Biz Parlamento Binasını yakından gördükten sonra bu
ayakkabı heykellerini görmek için Tuna nehri kıyısından Zincir Köprü'ye yürüdük
ve köprüden Buda'ya geçtik. Buradan Balıkçı Tabyası'na akşamüzerine doğru
çıktık. Parlamento binası yakından da güzel ancak Balıkçı Tabyasından veya tam
karşı kıyısından seyretmenizi tavsiye ederiz. Biz ikisini de yaptık :)
Zincir Köprü (Chain Bridge)
İlk olarak 1800'lerin ortasında inşa edilen köprü
döneminin en uzun ve en güzel köprülerindenmiş. Ayrıca Tuna nehrinin iki
yakasındaki Buda ve Peşte şehrini birbirine bağlayan ilk köprü. İkinci Dünya
Savaşı'nda köprü Almanlar tarafından yerle bir edilmiş. Daha sonra yeniden
yapılarak 1949'da(ilk yapılışından 100 yıl sonra) yeniden kullanıma açılmış.
Buda Kalesi
Zincir Köprü'den yürüdükten sonra karşınıza çıkan ilk
yapı Buda Kalesi. Buraya funiküler ile çıkabilirsiniz. Biz yan tarafından
yürümeyi tercih ettik.
Balıkçı Tabyası ve Matthias Church (Buda)
Balıkçı Tabyası Macarların bu bölgeye gelmesinin 1000.
yılı şerefine yapılmış ihtişamlı bir seyir terası. Buradan bakıldığında Tuna
nehri ve bütün Peşte adeta ayaklarınızın altında. Burayı balıkçıların koruduğu
ve bu nedenle bu isim verildiği söyleniyor. Özellikle akşamüzeri çıkarsanız bu
manzarı hem gündüz hem akşam görmüş olursunuz. Parlamento Binası gece ışıl ışıl
oluyor, üstelik burada bir Starbucks mevcut. Üşüyünce veya şarjınız bitince
içeri girip sıcak içecek molası verebiliyorsunuz (Aralık ayında buna çok
ihtiyacınız oluyor). Balıkçı tabyasının hemen yanında, meydanın ortasında
Macaristan’ın ilk Kralı I. Stefan‘ı at üstünde bir heykeli mevcut.

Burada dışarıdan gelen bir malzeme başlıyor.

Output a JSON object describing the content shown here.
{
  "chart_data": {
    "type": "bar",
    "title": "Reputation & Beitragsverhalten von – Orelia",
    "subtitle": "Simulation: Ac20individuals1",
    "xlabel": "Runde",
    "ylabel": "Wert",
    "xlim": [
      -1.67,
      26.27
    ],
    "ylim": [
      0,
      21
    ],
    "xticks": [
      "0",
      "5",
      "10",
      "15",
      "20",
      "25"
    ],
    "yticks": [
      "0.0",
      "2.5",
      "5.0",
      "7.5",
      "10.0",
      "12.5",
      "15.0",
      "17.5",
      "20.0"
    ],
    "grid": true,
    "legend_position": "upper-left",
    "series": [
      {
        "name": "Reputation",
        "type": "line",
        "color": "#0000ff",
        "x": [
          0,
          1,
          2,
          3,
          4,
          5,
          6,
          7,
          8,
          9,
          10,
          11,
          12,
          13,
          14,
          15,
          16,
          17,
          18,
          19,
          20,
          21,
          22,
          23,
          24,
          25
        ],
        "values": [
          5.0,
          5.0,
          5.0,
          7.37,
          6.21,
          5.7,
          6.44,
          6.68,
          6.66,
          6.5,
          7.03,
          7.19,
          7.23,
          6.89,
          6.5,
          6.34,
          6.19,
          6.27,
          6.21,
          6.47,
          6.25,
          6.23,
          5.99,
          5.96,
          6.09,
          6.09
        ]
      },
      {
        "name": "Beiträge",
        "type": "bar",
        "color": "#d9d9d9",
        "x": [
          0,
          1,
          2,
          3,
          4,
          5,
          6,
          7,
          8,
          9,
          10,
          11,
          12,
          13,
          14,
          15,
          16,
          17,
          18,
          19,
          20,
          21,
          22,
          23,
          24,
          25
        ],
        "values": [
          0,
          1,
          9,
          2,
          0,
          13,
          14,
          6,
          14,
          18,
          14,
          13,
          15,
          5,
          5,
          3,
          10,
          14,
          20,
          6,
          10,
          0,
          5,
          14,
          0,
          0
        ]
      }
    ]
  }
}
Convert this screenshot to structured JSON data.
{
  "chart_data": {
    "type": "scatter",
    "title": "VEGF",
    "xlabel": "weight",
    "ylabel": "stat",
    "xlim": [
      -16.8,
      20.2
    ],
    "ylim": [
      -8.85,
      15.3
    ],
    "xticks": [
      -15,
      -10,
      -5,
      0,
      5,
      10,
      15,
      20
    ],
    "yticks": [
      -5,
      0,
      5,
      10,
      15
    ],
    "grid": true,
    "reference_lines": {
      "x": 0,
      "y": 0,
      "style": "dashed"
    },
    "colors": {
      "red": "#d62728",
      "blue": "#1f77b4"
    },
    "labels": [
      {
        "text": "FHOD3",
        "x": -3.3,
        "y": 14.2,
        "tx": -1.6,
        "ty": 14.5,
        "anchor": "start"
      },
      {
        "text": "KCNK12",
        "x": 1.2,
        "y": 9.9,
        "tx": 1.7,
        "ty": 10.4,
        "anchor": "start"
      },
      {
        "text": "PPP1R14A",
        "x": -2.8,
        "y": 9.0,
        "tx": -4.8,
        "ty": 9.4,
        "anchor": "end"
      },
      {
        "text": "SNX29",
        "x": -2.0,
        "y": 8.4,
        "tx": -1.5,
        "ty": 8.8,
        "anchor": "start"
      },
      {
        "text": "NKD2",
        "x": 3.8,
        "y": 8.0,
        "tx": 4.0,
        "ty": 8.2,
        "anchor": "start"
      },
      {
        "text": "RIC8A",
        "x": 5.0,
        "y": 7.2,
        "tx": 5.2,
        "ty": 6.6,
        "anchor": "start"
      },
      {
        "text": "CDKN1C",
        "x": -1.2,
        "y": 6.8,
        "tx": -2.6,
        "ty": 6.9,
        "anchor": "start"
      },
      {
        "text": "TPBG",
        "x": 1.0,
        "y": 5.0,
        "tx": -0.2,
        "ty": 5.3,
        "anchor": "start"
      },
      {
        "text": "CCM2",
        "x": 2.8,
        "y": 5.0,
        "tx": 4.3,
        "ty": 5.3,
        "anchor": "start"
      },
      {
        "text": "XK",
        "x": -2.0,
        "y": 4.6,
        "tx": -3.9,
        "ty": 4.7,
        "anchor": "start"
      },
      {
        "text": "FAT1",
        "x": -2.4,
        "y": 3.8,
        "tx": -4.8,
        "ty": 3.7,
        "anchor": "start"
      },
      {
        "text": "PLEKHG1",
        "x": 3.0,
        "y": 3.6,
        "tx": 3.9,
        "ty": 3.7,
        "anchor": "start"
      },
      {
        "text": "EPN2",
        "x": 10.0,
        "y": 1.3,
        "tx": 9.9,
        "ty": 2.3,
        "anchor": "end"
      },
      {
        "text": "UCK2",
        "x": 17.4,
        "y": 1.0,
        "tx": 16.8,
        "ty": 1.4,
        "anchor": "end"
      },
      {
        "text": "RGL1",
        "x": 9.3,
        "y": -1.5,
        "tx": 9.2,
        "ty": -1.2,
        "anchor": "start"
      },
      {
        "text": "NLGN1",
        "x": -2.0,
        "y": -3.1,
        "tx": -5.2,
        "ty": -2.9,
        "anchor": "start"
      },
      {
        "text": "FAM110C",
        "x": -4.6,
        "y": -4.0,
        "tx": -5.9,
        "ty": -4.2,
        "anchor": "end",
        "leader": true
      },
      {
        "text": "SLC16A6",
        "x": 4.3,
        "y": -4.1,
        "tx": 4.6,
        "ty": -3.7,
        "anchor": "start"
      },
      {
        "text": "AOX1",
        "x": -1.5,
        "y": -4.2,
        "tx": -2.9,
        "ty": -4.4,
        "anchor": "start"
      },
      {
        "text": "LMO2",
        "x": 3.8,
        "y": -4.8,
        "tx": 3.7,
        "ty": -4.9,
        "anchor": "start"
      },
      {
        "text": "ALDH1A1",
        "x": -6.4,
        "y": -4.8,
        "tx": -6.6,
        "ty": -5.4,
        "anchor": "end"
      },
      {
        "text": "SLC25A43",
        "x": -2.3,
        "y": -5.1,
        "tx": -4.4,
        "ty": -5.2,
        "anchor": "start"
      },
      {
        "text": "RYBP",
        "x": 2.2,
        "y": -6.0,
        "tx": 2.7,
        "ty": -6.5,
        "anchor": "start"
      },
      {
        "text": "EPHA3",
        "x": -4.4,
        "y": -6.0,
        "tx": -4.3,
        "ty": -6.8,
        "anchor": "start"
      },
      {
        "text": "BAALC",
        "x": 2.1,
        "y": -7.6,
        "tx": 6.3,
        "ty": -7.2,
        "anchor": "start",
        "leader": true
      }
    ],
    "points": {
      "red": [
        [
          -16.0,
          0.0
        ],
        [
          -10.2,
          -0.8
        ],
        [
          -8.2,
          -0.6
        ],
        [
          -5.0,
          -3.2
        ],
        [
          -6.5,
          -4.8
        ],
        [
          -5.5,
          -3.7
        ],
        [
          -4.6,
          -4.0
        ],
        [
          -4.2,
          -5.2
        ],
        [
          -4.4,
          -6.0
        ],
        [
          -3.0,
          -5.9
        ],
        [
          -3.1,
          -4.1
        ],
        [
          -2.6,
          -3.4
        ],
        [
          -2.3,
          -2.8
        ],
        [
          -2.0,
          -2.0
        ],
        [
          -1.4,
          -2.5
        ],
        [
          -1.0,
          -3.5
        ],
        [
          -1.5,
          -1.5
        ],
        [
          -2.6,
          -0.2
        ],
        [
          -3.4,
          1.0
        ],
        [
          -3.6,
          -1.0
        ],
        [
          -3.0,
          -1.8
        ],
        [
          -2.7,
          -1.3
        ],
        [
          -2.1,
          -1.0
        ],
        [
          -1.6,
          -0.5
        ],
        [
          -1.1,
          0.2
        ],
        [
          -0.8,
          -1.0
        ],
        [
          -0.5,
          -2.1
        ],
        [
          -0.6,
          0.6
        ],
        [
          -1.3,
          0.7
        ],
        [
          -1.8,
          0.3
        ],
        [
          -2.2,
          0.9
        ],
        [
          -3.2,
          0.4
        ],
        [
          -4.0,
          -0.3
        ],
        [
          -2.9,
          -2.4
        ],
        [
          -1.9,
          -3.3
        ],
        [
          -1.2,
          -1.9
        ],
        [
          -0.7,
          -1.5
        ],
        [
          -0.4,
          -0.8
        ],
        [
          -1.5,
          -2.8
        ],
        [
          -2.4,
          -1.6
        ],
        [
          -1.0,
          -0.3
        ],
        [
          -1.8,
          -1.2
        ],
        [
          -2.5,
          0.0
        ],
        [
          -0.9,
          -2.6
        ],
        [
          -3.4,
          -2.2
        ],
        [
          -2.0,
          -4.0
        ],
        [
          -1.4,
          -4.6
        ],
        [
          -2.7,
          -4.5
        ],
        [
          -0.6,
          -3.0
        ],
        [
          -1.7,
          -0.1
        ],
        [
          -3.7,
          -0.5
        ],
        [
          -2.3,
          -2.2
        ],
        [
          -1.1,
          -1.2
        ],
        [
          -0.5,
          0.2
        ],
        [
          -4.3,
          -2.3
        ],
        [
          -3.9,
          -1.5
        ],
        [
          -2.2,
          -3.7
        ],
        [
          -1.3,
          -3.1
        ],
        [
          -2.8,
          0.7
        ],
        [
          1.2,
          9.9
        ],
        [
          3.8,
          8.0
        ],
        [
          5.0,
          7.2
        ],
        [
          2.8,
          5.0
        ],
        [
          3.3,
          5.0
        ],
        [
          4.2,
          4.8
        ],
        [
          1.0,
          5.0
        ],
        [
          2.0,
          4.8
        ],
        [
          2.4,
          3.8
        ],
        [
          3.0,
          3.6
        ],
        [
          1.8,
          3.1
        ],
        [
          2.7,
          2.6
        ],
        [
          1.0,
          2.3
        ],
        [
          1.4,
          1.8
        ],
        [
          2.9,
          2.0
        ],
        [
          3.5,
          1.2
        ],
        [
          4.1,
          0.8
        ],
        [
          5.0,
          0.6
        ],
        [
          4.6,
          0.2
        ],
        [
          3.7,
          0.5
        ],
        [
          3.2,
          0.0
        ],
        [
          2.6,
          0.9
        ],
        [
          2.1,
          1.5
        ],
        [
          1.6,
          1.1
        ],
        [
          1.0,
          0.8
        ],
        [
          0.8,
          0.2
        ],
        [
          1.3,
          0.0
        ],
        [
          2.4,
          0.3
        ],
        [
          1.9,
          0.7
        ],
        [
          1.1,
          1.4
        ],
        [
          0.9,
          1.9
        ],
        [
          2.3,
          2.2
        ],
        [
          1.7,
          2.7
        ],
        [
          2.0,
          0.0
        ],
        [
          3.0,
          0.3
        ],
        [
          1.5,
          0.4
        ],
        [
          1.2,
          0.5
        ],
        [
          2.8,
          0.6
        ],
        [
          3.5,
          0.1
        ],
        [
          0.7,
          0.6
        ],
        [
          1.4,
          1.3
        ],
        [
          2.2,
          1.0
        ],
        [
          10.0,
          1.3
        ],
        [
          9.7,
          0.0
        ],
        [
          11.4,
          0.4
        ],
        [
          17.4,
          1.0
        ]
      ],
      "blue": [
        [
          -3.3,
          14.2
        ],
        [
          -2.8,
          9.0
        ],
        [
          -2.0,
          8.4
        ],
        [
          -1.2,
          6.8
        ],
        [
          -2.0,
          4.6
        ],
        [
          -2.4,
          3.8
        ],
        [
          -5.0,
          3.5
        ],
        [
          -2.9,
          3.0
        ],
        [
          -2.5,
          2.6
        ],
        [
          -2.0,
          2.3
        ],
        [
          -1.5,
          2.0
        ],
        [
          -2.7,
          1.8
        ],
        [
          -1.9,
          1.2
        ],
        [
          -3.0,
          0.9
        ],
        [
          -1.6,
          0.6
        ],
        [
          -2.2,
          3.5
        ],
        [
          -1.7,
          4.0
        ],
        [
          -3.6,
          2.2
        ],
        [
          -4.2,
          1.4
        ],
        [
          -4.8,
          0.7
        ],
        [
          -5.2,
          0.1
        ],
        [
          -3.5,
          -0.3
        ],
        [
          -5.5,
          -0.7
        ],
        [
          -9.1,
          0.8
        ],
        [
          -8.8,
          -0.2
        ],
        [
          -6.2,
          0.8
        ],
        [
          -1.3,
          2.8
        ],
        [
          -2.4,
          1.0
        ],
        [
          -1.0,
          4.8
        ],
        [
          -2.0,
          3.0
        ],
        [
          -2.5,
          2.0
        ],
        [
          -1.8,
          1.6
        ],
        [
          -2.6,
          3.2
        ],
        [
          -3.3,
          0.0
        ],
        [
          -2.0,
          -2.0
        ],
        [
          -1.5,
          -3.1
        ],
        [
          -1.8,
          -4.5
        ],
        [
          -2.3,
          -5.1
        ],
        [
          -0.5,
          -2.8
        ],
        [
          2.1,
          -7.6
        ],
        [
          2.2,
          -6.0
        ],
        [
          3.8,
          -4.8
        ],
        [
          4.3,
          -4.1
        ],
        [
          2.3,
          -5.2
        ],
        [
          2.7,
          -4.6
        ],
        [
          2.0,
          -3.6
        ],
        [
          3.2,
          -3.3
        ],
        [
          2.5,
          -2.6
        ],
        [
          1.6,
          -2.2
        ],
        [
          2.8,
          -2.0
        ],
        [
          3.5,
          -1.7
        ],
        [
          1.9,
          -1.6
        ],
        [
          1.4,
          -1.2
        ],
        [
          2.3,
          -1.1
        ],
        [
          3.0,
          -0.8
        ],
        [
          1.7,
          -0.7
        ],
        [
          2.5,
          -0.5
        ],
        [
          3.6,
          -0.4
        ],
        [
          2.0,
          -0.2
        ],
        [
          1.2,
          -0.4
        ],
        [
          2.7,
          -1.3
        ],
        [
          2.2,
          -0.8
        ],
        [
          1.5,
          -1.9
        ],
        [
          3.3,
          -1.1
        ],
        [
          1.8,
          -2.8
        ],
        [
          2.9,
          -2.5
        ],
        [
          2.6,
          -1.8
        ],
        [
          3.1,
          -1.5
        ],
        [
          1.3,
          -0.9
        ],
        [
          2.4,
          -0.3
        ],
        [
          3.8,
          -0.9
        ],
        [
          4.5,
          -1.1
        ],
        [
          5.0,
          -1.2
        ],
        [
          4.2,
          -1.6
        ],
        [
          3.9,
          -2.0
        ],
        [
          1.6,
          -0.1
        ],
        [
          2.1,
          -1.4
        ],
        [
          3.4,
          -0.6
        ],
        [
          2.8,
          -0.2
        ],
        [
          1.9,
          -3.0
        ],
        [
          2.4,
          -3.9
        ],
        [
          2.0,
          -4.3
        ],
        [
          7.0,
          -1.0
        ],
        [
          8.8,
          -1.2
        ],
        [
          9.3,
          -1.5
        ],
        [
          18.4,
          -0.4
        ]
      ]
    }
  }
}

Hemen
arkasında da motifli bir çatısı bulunan Matthias Church mevcut. Balıkçı
Tabyası'nda manzarayı bolca seyredip güneşi batırdıktan ve kahve ile içimizi
ısıttıktan sonra aşağı doğru yürüyüşe geçtik, önce Tuna nehri kıyısına vardık,
sonra kıyı boyunca tam Parlamento binasının karşısına kadar yürüdük. Manzara
karşısında gerçekten büyülendik. Soğuğa ve burnumuzun düşme tehlikesine değdi.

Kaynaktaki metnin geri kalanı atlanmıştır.